House debates

Thursday, 15 February 2018

Questions without Notice

Deputy Prime Minister

3:02 pm

Photo of Tony SmithTony Smith (Speaker) Share this | Hansard source

I have listened to the Leader of the House and heard his point. I wanted to hear it carefully, which is why I asked him to repeat part of it when I had to deal with an interjecting member. His point about whether something's factually accurate or not is not a requirement of the standing orders. You may well argue it is something to be considered, but it would be something impossible to judge in question time. My approach on that is allowing the capacity for an answer, if a question does have factual inaccuracies in it, to deal with and expose them for the House to consider.

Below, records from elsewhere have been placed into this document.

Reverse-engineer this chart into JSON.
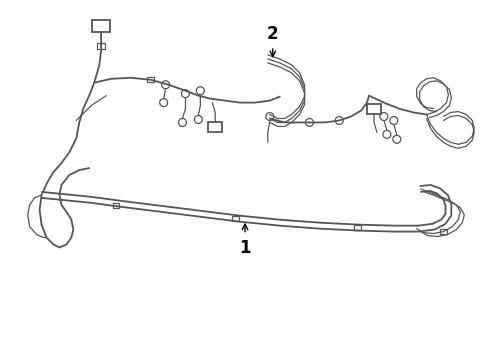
{
  "background_color": "#ffffff",
  "line_color": "#555555",
  "text_color": "#000000",
  "lw_main": 1.3,
  "lw_thin": 0.9,
  "label1": "1",
  "label2": "2",
  "figsize": [
    4.9,
    3.6
  ],
  "dpi": 100
}
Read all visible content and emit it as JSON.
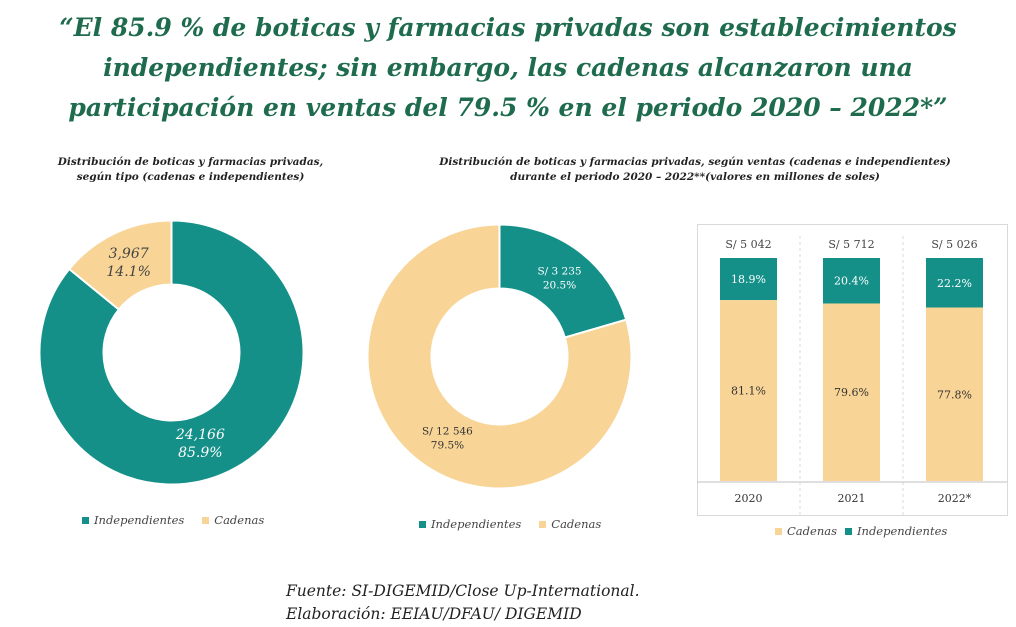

The concern I have is with imputations of improper motives. That question did go close, but they were assertions and it was to the Prime Minister. The previous question from the member for Grayndler I almost ruled out of order. Actually, on reflection, the last part probably should have been for the same reason as with the member for Isaacs, which is that it is highly disorderly to impute an improper motive for the reason why a minister might be acting in the way they have or their department's acted in the way it has. I have listened very carefully to that. I sympathise with the position of the Leader of the House, but I am going to allow the question because I'm just not in a position to judge factual accuracy in question time. Assertions can be made. As far as the Leader of the House is concerned, they might be ridiculous assertions. They might be factually incorrect assertions. But for me to just rule them out actually prevents those being answered, so I'm going to call the Prime Minister.